Somebody once said to me “I wished I could speak another language, one that I have never lied in...”.  I can relate to that wish of being able to start our storytelling afresh; the idea of being able to reinvent who we are by telling  our stories in a different light.

In my counselling and psychotherapy practice I notice how we all share a human need to make meaning of our lives through the telling of stories. We continually weave narratives around the events of our lives. These stories shape who we are and who we become. We may tell ourselves “I am the sort of person who ...” ....” “I don’t ” .... “I always” ..... The repeated telling of stories satisfies our human need to make meaning and helps to form structures in the mind and the brain. Some of these structures may serve us well while others may hinder us in living a fuller and richer life.

We may have several stories that we tell over and over again in different guises. The content may differ but the structure of the story often remains the same. These stories may frequently cast the same roles for ourselves and other people in familiar ways with us as the disadvantaged victim perhaps, or the person being loved and admired, the anxious or the lonely person, the achiever who ends up sorting things out for everyone else but always feels stressed etc.
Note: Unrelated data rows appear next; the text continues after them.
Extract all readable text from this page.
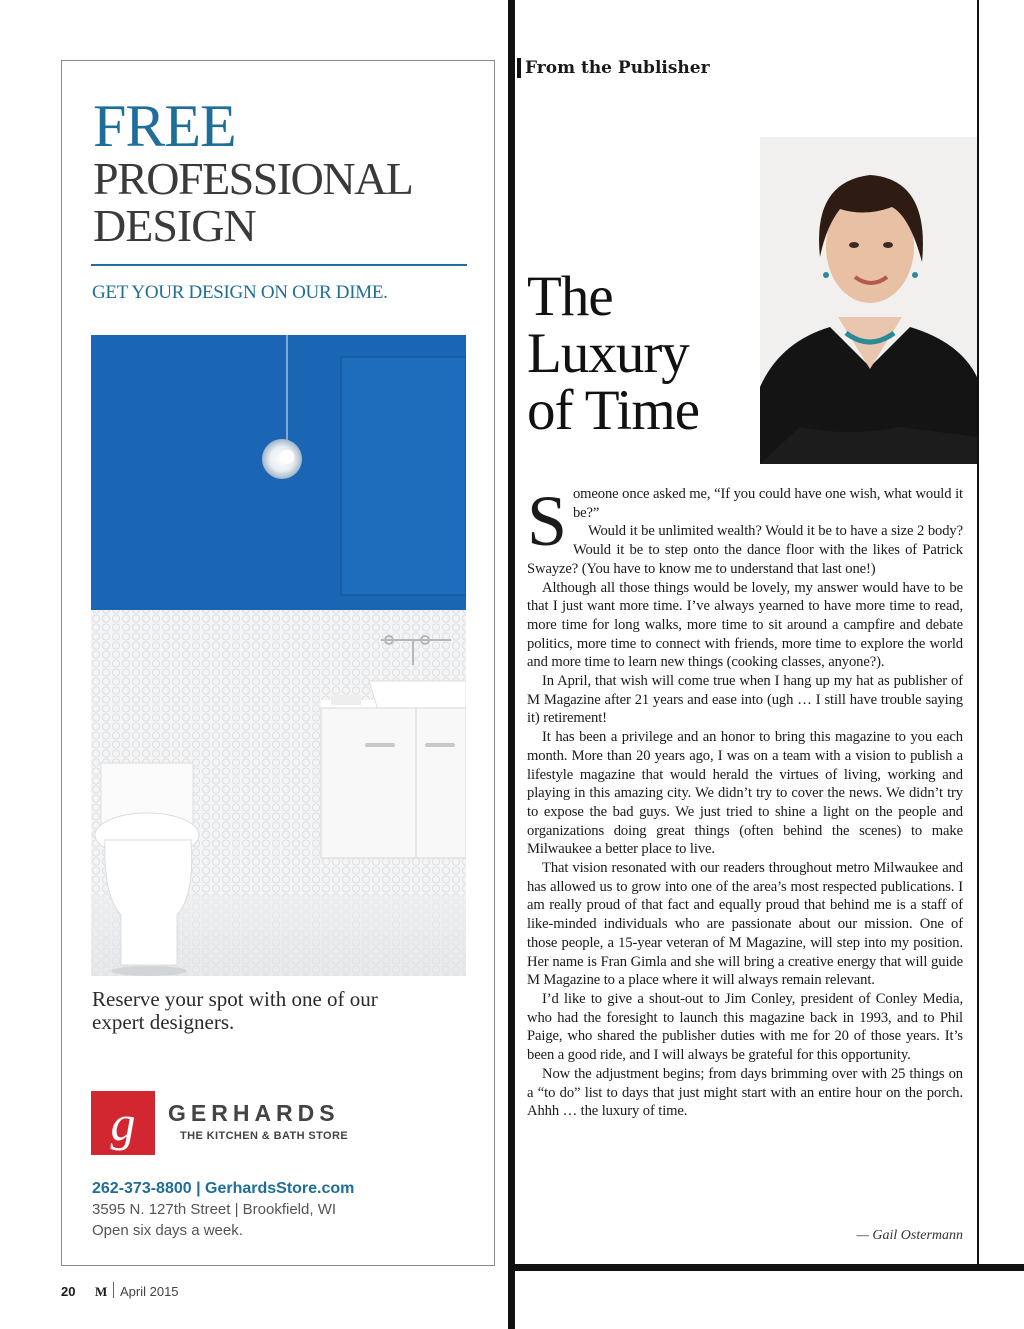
FREE
PROFESSIONAL
DESIGN
GET YOUR DESIGN ON OUR DIME.
Reserve your spot with one of our expert designers.
g	GERHARDS
THE KITCHEN & BATH STORE
262-373-8800 | GerhardsStore.com
3595 N. 127th Street | Brookfield, WI
Open six days a week.
20 M April 2015
From the Publisher
The
Luxury
of Time

Someone once asked me, “If you could have one wish, what would it be?”

Would it be unlimited wealth? Would it be to have a size 2 body? Would it be to step onto the dance floor with the likes of Patrick Swayze? (You have to know me to understand that last one!)

Although all those things would be lovely, my answer would have to be that I just want more time. I’ve always yearned to have more time to read, more time for long walks, more time to sit around a campfire and debate politics, more time to connect with friends, more time to explore the world and more time to learn new things (cooking classes, anyone?).

In April, that wish will come true when I hang up my hat as publisher of M Magazine after 21 years and ease into (ugh … I still have trouble saying it) retirement!

It has been a privilege and an honor to bring this magazine to you each month. More than 20 years ago, I was on a team with a vision to publish a lifestyle magazine that would herald the virtues of living, working and playing in this amazing city. We didn’t try to cover the news. We didn’t try to expose the bad guys. We just tried to shine a light on the people and organizations doing great things (often behind the scenes) to make Milwaukee a better place to live.

That vision resonated with our readers throughout metro Milwaukee and has allowed us to grow into one of the area’s most respected publications. I am really proud of that fact and equally proud that behind me is a staff of like-minded individuals who are passionate about our mission. One of those people, a 15-year veteran of M Magazine, will step into my position. Her name is Fran Gimla and she will bring a creative energy that will guide M Magazine to a place where it will always remain relevant.

I’d like to give a shout-out to Jim Conley, president of Conley Media, who had the foresight to launch this magazine back in 1993, and to Phil Paige, who shared the publisher duties with me for 20 of those years. It’s been a good ride, and I will always be grateful for this opportunity.

Now the adjustment begins; from days brimming over with 25 things on a “to do” list to days that just might start with an entire hour on the porch. Ahhh … the luxury of time.

— Gail Ostermann
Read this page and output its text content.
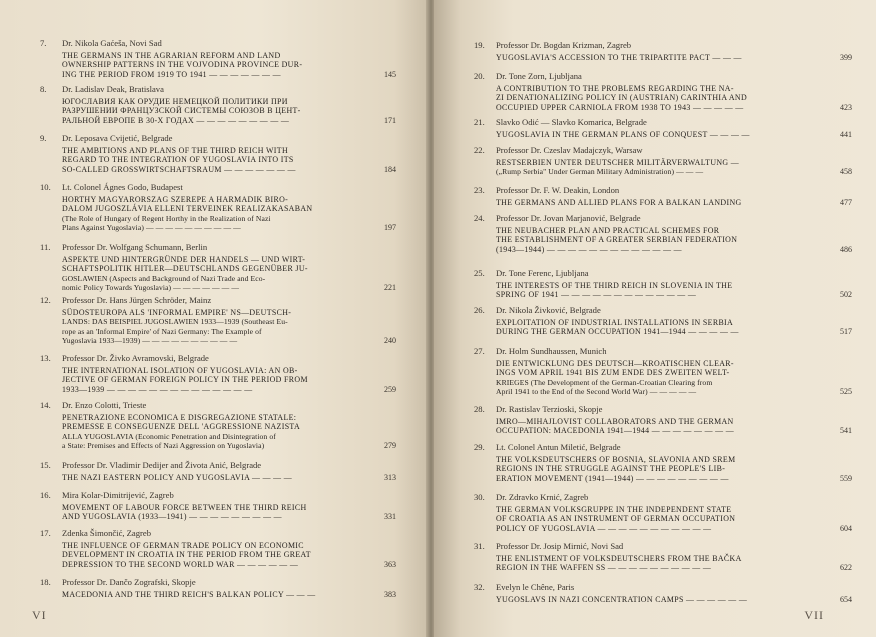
7. Dr. Nikola Gaćeša, Novi Sad
THE GERMANS IN THE AGRARIAN REFORM AND LAND
OWNERSHIP PATTERNS IN THE VOJVODINA PROVINCE DUR-
ING THE PERIOD FROM 1919 TO 1941 — — — — — — —	145
8. Dr. Ladislav Deak, Bratislava
ЮГОСЛАВИЯ КАК ОРУДИЕ НЕМЕЦКОЙ ПОЛИТИКИ ПРИ
РАЗРУШЕНИИ ФРАНЦУЗСКОЙ СИСТЕМЫ СОЮЗОВ В ЦЕНТ-
РАЛЬНОЙ ЕВРОПЕ В 30-Х ГОДАХ — — — — — — — — —	171
9. Dr. Leposava Cvijetić, Belgrade
THE AMBITIONS AND PLANS OF THE THIRD REICH WITH
REGARD TO THE INTEGRATION OF YUGOSLAVIA INTO ITS
SO-CALLED GROSSWIRTSCHAFTSRAUM — — — — — — —	184
10. Lt. Colonel Ágnes Godo, Budapest
HORTHY MAGYARORSZAG SZEREPE A HARMADIK BIRO-
DALOM JUGOSZLÁVIA ELLENI TERVEINEK REALIZAKASABAN
(The Role of Hungary of Regent Horthy in the Realization of Nazi
Plans Against Yugoslavia) — — — — — — — — — —	197
11. Professor Dr. Wolfgang Schumann, Berlin
ASPEKTE UND HINTERGRÜNDE DER HANDELS — UND WIRT-
SCHAFTSPOLITIK HITLER—DEUTSCHLANDS GEGENÜBER JU-
GOSLAWIEN (Aspects and Background of Nazi Trade and Eco-
nomic Policy Towards Yugoslavia) — — — — — — —	221
12. Professor Dr. Hans Jürgen Schröder, Mainz
SÜDOSTEUROPA ALS 'INFORMAL EMPIRE' NS—DEUTSCH-
LANDS: DAS BEISPIEL JUGOSLAWIEN 1933—1939 (Southeast Eu-
rope as an 'Informal Empire' of Nazi Germany: The Example of
Yugoslavia 1933—1939) — — — — — — — — — —	240
13. Professor Dr. Živko Avramovski, Belgrade
THE INTERNATIONAL ISOLATION OF YUGOSLAVIA: AN OB-
JECTIVE OF GERMAN FOREIGN POLICY IN THE PERIOD FROM
1933—1939 — — — — — — — — — — — — — —	259
14. Dr. Enzo Colotti, Trieste
PENETRAZIONE ECONOMICA E DISGREGAZIONE STATALE:
PREMESSE E CONSEGUENZE DELL 'AGGRESSIONE NAZISTA
ALLA YUGOSLAVIA (Economic Penetration and Disintegration of
a State: Premises and Effects of Nazi Aggression on Yugoslavia)	279
15. Professor Dr. Vladimir Dedijer and Života Anić, Belgrade
THE NAZI EASTERN POLICY AND YUGOSLAVIA — — — —	313
16. Mira Kolar-Dimitrijević, Zagreb
MOVEMENT OF LABOUR FORCE BETWEEN THE THIRD REICH
AND YUGOSLAVIA (1933—1941) — — — — — — — — —	331
17. Zdenka Šimončić, Zagreb
THE INFLUENCE OF GERMAN TRADE POLICY ON ECONOMIC
DEVELOPMENT IN CROATIA IN THE PERIOD FROM THE GREAT
DEPRESSION TO THE SECOND WORLD WAR — — — — — —	363
18. Professor Dr. Dančo Zografski, Skopje
MACEDONIA AND THE THIRD REICH'S BALKAN POLICY — — —	383
VI
19. Professor Dr. Bogdan Krizman, Zagreb
YUGOSLAVIA'S ACCESSION TO THE TRIPARTITE PACT — — —	399
20. Dr. Tone Zorn, Ljubljana
A CONTRIBUTION TO THE PROBLEMS REGARDING THE NA-
ZI DENATIONALIZING POLICY IN (AUSTRIAN) CARINTHIA AND
OCCUPIED UPPER CARNIOLA FROM 1938 TO 1943 — — — — —	423
21. Slavko Odić — Slavko Komarica, Belgrade
YUGOSLAVIA IN THE GERMAN PLANS OF CONQUEST — — — —	441
22. Professor Dr. Czeslav Madajczyk, Warsaw
RESTSERBIEN UNTER DEUTSCHER MILITÄRVERWALTUNG —
(„Rump Serbia" Under German Military Administration) — — —	458
23. Professor Dr. F. W. Deakin, London
THE GERMANS AND ALLIED PLANS FOR A BALKAN LANDING	477
24. Professor Dr. Jovan Marjanović, Belgrade
THE NEUBACHER PLAN AND PRACTICAL SCHEMES FOR
THE ESTABLISHMENT OF A GREATER SERBIAN FEDERATION
(1943—1944) — — — — — — — — — — — — —	486
25. Dr. Tone Ferenc, Ljubljana
THE INTERESTS OF THE THIRD REICH IN SLOVENIA IN THE
SPRING OF 1941 — — — — — — — — — — — — —	502
26. Dr. Nikola Živković, Belgrade
EXPLOITATION OF INDUSTRIAL INSTALLATIONS IN SERBIA
DURING THE GERMAN OCCUPATION 1941—1944 — — — — —	517
27. Dr. Holm Sundhaussen, Munich
DIE ENTWICKLUNG DES DEUTSCH—KROATISCHEN CLEAR-
INGS VOM APRIL 1941 BIS ZUM ENDE DES ZWEITEN WELT-
KRIEGES (The Development of the German-Croatian Clearing from
April 1941 to the End of the Second World War) — — — — —	525
28. Dr. Rastislav Terzioski, Skopje
IMRO—MIHAJLOVIST COLLABORATORS AND THE GERMAN
OCCUPATION: MACEDONIA 1941—1944 — — — — — — — —	541
29. Lt. Colonel Antun Miletić, Belgrade
THE VOLKSDEUTSCHERS OF BOSNIA, SLAVONIA AND SREM
REGIONS IN THE STRUGGLE AGAINST THE PEOPLE'S LIB-
ERATION MOVEMENT (1941—1944) — — — — — — — — —	559
30. Dr. Zdravko Krnić, Zagreb
THE GERMAN VOLKSGRUPPE IN THE INDEPENDENT STATE
OF CROATIA AS AN INSTRUMENT OF GERMAN OCCUPATION
POLICY OF YUGOSLAVIA — — — — — — — — — — —	604
31. Professor Dr. Josip Mirnić, Novi Sad
THE ENLISTMENT OF VOLKSDEUTSCHERS FROM THE BAČKA
REGION IN THE WAFFEN SS — — — — — — — — — —	622
32. Evelyn le Chêne, Paris
YUGOSLAVS IN NAZI CONCENTRATION CAMPS — — — — — —	654
VII
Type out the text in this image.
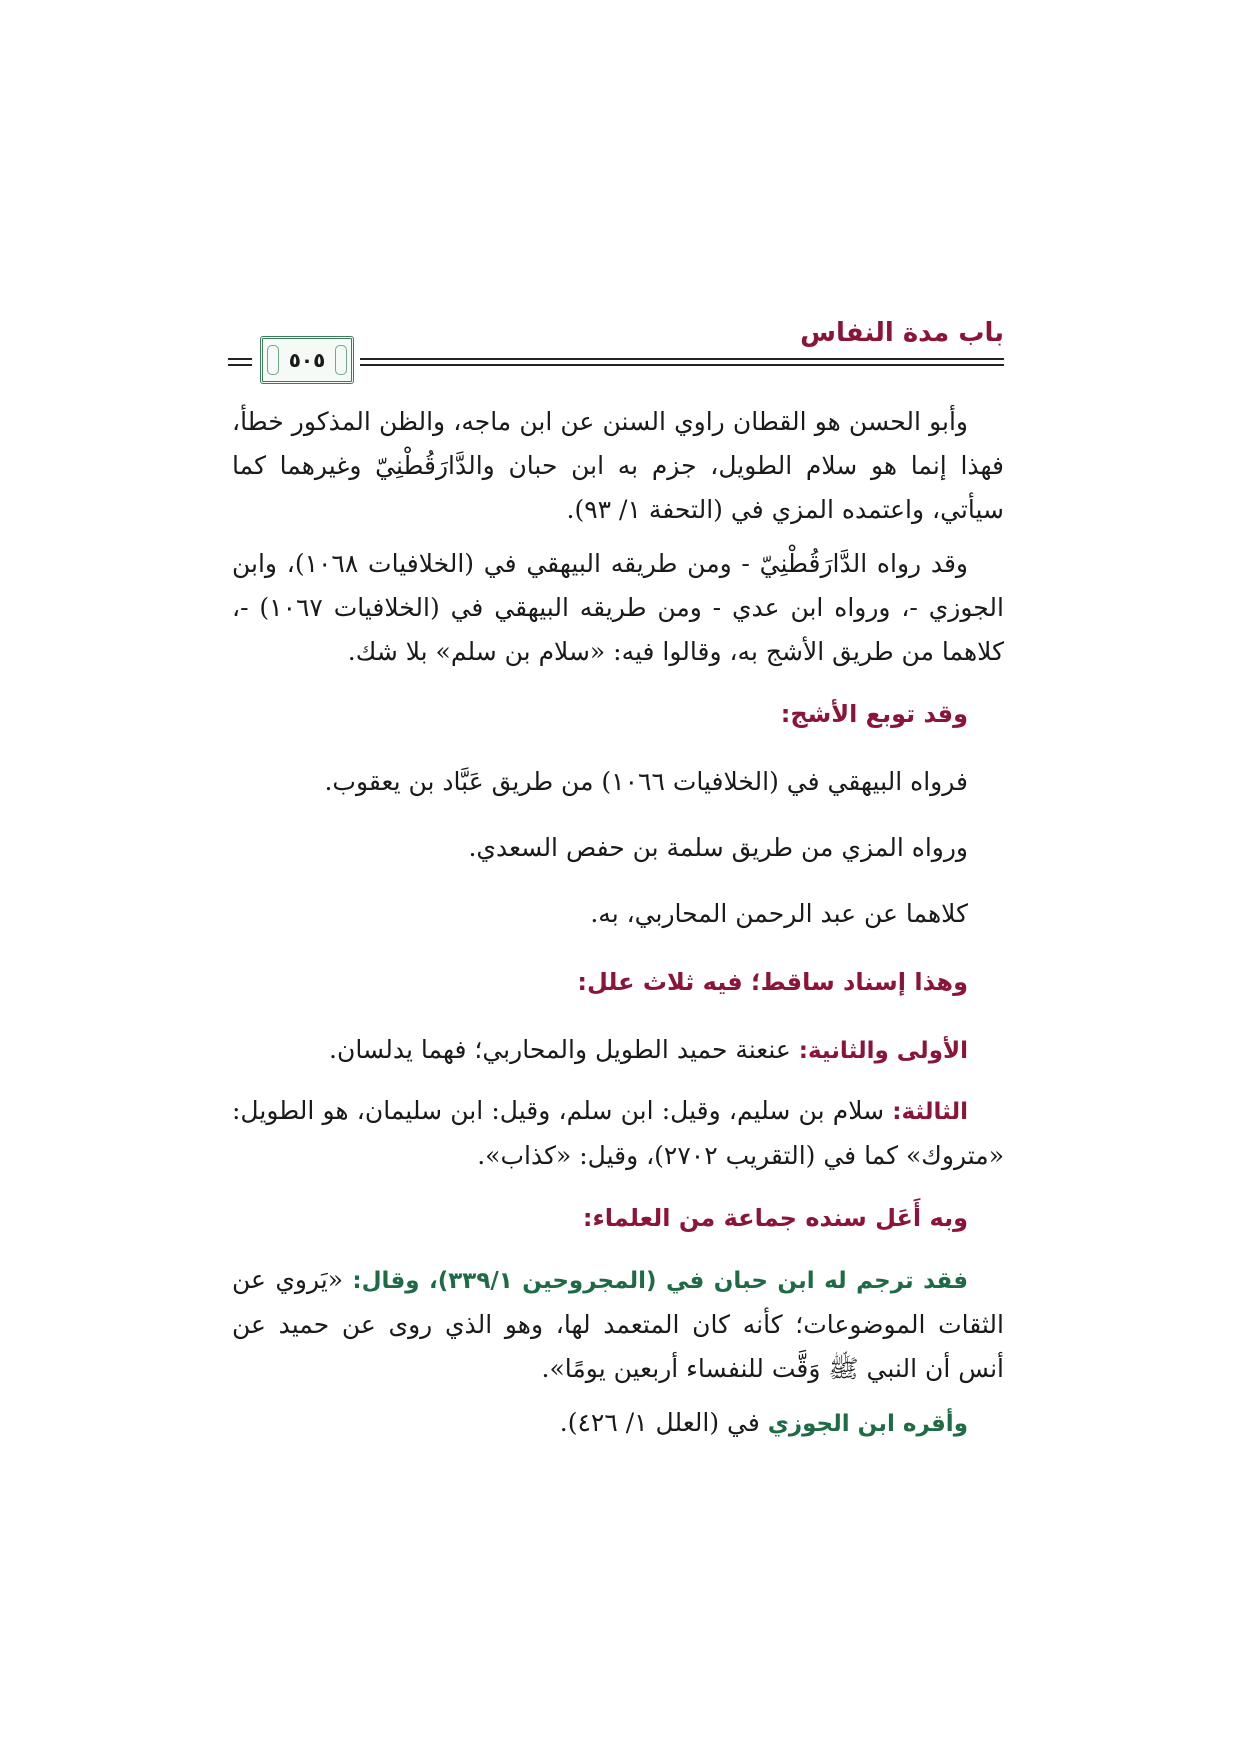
باب مدة النفاس
٥٠٥

وأبو الحسن هو القطان راوي السنن عن ابن ماجه، والظن المذكور خطأ، فهذا إنما هو سلام الطويل، جزم به ابن حبان والدَّارَقُطْنِيّ وغيرهما كما سيأتي، واعتمده المزي في (التحفة ١/ ٩٣).

وقد رواه الدَّارَقُطْنِيّ - ومن طريقه البيهقي في (الخلافيات ١٠٦٨)، وابن الجوزي -، ورواه ابن عدي - ومن طريقه البيهقي في (الخلافيات ١٠٦٧) -، كلاهما من طريق الأشج به، وقالوا فيه: «سلام بن سلم» بلا شك.

وقد توبع الأشج:

فرواه البيهقي في (الخلافيات ١٠٦٦) من طريق عَبَّاد بن يعقوب.

ورواه المزي من طريق سلمة بن حفص السعدي.

كلاهما عن عبد الرحمن المحاربي، به.

وهذا إسناد ساقط؛ فيه ثلاث علل:

الأولى والثانية: عنعنة حميد الطويل والمحاربي؛ فهما يدلسان.

الثالثة: سلام بن سليم، وقيل: ابن سلم، وقيل: ابن سليمان، هو الطويل: «متروك» كما في (التقريب ٢٧٠٢)، وقيل: «كذاب».

وبه أَعَل سنده جماعة من العلماء:

فقد ترجم له ابن حبان في (المجروحين ٣٣٩/١)، وقال: «يَروي عن الثقات الموضوعات؛ كأنه كان المتعمد لها، وهو الذي روى عن حميد عن أنس أن النبي ﷺ وَقَّت للنفساء أربعين يومًا».

وأقره ابن الجوزي في (العلل ١/ ٤٢٦).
We tend to make sense of what happens around us by fitting events to that very familiar story pattern that we know so well.

Some stories are told over generations as a fixed narrative that is shared amongst members of a family, like ’we don’t do this in our family..’ or ‘men in our family ….’ These explicit or more implicit stories then start to influence our actions, both in our awareness and unconsciously.

Berthold Brecht famously said: “If you don’t like the story of your life, change the story”. In order to be able to do that, we need to become aware of the narrative structure we keep repeating and the stories we are living by.

Is there fluidity in the stories you tell about your life? Are you aware of the stories you are less able to hear, less able to tell? What story would you like to be telling about yourself? What would it be like to start telling that story right now?